Yea! I love you!
Thank you for coming to our Vigil for the homeless, my friends.
Thank you, legislators, advocates and esteemed guests,
Thank you to the fourth graders who chose homelessness as their topic to study,
for standing with the community of those we call homeless.
Thank you, Especially, those of you who are without housing,
Who are here today.
You made a special effort to get here, and this vigil is for you.
We are here today to think about, feel about, and remember, you,
the Vermonters who in their daily lives have to ask
“How will I stay safe today?”
“How will I keep my possessions safe?”
“How will I eat today?”,
“Where can I park my car so it won’t get towed away?”,
“How can I get my car out of impoundment?”.
“How can I get my children to school?”
“Where will I sleep tonight?”
We are here today to remember you.
Because being Homeless is a condition of desperation,
And we want better for you.
So let us remember,
People who pay into the engine of profit
– those who rent and those who pay mortgages –
are given permission to claim a space as their own.
But if you can't work, and if you can't pay,
If you refuse to work two jobs,
just to give all your money to a landlord or a bank,
If you can't manage your life, wracked as you are by trauma,
or living in the misery of mental illness,
If you are broken, and have no resources,
Or if you have been driven from your home by domestic violence,
You can't get that permission.
So you sleep in places that aren't your own.
You sleep in public, on a sidewalk or in a parking garage,
where someone who is cruel can kick you, or worse,
where someone also desperate can steal your few possessions,
where someone, too privileged to see themselves in that huddle on the ground,
might complain to the police;
You sleep in public, in a car where you worry about being rousted from the depths of sleep,
You sleep in a dumpster that is warm, yet deadly,
You sleep scrambling from couch to floor from friend to friend.
And the question "Where can I sleep, that is safe?”
hangs like a cloud over the entire day,
because there is no place for you to rest,
that is your own.
Your community does ASPIRE to house you in hard-wall housing.

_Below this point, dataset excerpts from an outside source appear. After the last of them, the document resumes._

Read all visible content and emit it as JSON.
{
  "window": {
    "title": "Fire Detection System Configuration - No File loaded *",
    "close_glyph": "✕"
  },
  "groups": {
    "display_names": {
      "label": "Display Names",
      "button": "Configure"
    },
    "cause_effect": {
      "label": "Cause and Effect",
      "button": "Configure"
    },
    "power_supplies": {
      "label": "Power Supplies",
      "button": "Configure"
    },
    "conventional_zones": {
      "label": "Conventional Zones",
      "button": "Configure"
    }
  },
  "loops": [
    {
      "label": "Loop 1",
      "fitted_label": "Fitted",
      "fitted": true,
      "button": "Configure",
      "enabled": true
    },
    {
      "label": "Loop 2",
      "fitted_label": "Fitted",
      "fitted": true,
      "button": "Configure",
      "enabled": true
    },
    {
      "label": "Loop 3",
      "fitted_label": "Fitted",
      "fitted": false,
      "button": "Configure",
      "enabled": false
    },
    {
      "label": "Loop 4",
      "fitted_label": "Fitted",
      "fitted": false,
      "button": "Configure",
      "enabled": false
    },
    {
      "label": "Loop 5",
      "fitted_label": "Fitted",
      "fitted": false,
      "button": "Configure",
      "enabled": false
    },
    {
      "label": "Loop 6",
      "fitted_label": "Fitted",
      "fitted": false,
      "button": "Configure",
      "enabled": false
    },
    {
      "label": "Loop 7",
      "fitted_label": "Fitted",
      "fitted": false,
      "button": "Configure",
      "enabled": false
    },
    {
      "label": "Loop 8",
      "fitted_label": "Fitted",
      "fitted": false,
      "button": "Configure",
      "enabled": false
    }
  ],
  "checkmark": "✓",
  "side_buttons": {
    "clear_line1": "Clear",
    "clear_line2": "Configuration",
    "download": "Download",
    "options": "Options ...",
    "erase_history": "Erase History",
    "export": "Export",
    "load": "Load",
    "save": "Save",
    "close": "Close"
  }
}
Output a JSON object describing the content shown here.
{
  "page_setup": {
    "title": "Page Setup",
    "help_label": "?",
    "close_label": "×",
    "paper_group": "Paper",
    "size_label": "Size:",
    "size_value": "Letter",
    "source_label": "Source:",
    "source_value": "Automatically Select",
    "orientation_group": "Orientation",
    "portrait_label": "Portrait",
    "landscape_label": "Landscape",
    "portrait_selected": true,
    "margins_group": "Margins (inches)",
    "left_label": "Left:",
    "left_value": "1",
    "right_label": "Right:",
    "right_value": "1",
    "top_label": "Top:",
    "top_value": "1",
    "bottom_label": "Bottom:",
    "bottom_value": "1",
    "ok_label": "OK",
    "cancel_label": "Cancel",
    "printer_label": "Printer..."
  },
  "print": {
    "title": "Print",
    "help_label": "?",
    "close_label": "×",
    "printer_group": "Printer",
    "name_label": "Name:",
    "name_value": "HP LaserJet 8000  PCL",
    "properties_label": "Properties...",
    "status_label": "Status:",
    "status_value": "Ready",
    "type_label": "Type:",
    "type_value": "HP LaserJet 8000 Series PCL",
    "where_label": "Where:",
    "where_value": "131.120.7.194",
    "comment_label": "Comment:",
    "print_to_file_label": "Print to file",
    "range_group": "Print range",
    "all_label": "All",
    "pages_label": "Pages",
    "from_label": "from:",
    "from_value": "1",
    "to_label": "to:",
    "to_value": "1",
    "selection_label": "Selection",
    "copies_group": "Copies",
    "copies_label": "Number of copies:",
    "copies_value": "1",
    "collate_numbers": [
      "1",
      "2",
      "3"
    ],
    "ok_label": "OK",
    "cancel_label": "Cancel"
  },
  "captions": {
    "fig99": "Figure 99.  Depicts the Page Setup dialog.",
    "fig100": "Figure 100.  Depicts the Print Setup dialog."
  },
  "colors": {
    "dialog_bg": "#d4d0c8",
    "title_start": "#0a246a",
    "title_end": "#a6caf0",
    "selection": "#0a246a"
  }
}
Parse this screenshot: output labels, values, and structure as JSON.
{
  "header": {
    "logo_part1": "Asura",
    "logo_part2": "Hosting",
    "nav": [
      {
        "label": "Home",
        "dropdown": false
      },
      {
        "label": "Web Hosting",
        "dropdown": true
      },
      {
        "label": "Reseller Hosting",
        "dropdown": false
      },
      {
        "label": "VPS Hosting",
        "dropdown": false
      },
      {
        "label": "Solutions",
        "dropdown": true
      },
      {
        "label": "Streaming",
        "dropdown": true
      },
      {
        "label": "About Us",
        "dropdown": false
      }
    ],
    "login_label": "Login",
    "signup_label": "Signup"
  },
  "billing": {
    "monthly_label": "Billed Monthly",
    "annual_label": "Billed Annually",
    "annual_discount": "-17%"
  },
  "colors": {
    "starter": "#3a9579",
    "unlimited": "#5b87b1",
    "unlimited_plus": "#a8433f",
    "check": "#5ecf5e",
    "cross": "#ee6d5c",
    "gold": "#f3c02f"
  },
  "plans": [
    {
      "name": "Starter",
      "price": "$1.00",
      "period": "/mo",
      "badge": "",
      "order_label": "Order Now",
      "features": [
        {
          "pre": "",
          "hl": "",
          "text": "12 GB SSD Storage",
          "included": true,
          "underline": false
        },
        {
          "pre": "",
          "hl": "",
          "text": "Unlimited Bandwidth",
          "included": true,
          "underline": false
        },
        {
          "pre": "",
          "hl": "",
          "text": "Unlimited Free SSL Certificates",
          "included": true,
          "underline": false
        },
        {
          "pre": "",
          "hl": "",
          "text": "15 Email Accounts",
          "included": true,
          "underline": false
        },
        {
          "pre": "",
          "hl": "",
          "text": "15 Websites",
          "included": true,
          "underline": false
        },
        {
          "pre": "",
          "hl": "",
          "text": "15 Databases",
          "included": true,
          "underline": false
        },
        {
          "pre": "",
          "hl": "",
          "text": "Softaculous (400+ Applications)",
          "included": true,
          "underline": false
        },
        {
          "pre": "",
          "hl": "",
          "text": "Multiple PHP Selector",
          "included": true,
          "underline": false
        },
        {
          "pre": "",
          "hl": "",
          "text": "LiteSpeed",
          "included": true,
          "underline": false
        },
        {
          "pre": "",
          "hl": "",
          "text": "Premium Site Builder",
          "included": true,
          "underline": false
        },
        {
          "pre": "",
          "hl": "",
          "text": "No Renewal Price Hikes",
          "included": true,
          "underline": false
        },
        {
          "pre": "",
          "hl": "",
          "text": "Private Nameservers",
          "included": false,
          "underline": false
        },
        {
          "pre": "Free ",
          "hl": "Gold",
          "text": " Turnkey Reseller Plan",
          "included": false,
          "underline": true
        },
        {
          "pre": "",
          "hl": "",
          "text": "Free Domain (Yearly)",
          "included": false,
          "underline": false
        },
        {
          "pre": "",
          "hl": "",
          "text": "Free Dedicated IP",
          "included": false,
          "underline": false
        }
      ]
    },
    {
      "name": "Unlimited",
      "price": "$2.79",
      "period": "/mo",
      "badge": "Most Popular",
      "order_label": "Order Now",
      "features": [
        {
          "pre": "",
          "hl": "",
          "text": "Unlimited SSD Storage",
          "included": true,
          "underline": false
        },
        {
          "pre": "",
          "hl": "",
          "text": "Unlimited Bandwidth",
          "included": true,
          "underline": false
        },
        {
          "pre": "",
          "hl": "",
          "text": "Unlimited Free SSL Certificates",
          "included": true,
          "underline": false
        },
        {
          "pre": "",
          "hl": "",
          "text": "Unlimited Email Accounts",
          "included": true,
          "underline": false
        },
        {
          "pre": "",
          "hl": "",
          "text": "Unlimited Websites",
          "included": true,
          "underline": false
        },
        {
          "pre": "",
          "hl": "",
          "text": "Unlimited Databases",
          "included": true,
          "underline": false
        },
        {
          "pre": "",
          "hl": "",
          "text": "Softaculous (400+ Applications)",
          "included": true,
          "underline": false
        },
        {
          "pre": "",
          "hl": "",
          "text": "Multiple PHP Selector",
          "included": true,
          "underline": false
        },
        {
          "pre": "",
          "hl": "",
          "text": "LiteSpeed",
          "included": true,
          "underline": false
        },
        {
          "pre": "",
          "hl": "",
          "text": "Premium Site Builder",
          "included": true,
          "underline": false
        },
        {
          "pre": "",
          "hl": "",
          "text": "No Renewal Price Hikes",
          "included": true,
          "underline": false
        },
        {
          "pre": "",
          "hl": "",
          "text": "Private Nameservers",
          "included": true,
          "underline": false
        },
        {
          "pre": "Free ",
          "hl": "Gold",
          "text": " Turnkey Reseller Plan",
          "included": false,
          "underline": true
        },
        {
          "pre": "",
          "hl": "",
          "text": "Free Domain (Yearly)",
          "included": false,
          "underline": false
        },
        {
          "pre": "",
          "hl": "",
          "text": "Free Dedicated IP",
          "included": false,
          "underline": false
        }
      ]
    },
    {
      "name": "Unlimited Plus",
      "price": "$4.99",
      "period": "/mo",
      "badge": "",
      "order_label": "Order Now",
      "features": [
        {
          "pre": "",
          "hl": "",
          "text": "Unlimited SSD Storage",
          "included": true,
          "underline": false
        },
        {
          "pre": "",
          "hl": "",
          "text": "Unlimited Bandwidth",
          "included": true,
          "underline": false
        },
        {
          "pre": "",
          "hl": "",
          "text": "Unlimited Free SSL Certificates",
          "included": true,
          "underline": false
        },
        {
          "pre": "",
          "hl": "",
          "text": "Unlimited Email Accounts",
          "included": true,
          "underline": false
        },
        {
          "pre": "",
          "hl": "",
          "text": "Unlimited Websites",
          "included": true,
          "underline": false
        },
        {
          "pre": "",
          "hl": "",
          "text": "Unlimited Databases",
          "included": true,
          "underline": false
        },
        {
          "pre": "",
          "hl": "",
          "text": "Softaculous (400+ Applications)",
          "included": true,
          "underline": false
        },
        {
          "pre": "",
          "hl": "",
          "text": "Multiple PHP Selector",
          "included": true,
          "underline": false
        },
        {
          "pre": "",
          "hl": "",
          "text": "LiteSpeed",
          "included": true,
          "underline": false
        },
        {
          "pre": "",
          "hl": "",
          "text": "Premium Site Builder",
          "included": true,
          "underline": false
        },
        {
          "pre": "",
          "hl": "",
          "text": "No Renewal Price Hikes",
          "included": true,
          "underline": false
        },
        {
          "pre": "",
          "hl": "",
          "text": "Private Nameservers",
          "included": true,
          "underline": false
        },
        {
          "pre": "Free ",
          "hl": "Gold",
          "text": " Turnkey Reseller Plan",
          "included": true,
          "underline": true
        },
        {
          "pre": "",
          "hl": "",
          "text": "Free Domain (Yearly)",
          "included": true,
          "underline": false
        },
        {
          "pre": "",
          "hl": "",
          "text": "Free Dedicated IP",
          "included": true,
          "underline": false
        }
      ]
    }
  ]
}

But if your community had the will, a sufficient will, to build that housing,
a sufficient will
to make that housing affordable to people living on Social Security,
or a minimum wage job,
if your community had the will to produce housing,
That someone working from her car
Or bouncing from couch to couch,
could afford,
if your community had the will to produce housing a drunk or an addict would want,
then we could put everyone in hardwall housing,
then we could impart to all of you the dignity and safety
of your own locked door,
and then the sidewalk, lawn, ATM booth, tent or broken-down camper,
would not be part of our continuum of housing.
But they are,
And living outdoors, under bridges, in tents, cars, campers, and dumpsters,
Sleeping on a blanket thrown on the ground,
are solutions we resort to,
are solutions in our continuum of housing,
and are solutions we, your community, need to plan for :
With safe places for camping, parking, and bedding down.
With enough safe, humane, shelters,
For adults, couples, dog owners, youth,
For she or he fleeing domestic violence,
For the addicted, the person in recovery, that person with social anxiety, or disability,
For the LGBTQ person, the traumatized, the mentally ill.
So let us write a homeless bill of protections
that guarantees safe parking and safe camping,
in every community across the state of Vermont,
Let us write a homeless bill of protections that can comfort you,
as you search for that safe place to sleep each night.
Thank you!
[this proposal serves as an accountability device. The protection of human rights isn’t always comfortable. But the protection of human rights may compel the just solution that is also preferable.]